C32B-08
Satellite-based Observation of Arctic River Dynamics
Wednesday, 16 December 2015: 12:05
3007 (Moscone West)
Irina Overeem, Univ Colorado, Boulder, CO, United States, Robert Brakenridge, University of Colorado, CSDMS, Boulder, CO, United States and Benjamin Hudson, Applied Physics Laboratory University of Washington, Seattle, WA, United States
Abstract:
One of the indicators of a warming Arctic region is an intensification of the hydrological cycle, with increasing permafrost and glacial melt and possibly more precipitation resulting in higher river runoff. Indeed, a significant increase of nearly 10% in annual river flux has been observed in 13 major rivers throughout the entire Arctic region over the last 30 years.

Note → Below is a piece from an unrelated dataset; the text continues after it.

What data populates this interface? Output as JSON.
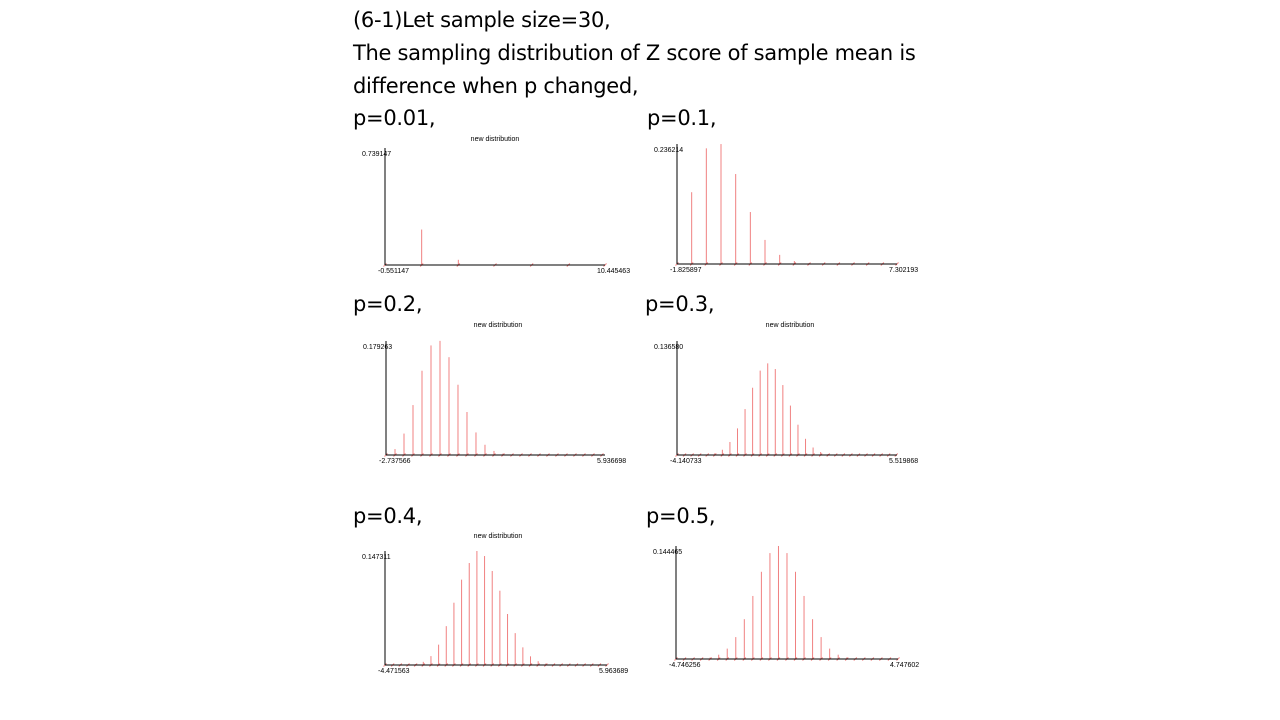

However, direct measurements are extremely sparse for 100’s of smaller-scale tundra river systems, as well as for proglacial rivers around the Greenland Ice Sheet margin. Observations at in-situ gauging stations are hampered by seasonal ice coverage, break-up and freeze-up dynamics, unstable banks, and difficult access. To overcome such difficulties, we develop remote-sensing based river discharge measurement techniques using a variety of satellite sensors, including reflectance in the near-infrared band of MODIS, LANDSAT, and brightness temperature from the passive microwave sensors AMSR-E and AMSR-2. We use varying inundation of the river channel and floodplain throughout a season to quantify the changing Arctic river flux. A new approach to detect river ice break up in spring has been developed, and is now undergoing validation. To calibrate the remote sensing signal to daily river discharge, we employ either in-situ short observation records, or a numerical distributed hydrological model driven by daily reanalysis climate data. Quantitative reconstructions of meltwater fluxes in rivers along the Greenland Ice Sheet margin obtained so far show a dampened response of these rivers to Greenland Ice Sheet melt. Techniques are now deployed to map river dynamics along the Chukchi Sea and Beaufort Sea coasts, and show shifts in break-up dynamics and flooding patterns. Once calibrated, satellite-based reconstructions have the potential to lengthen short observational records to a ~15 year timespan.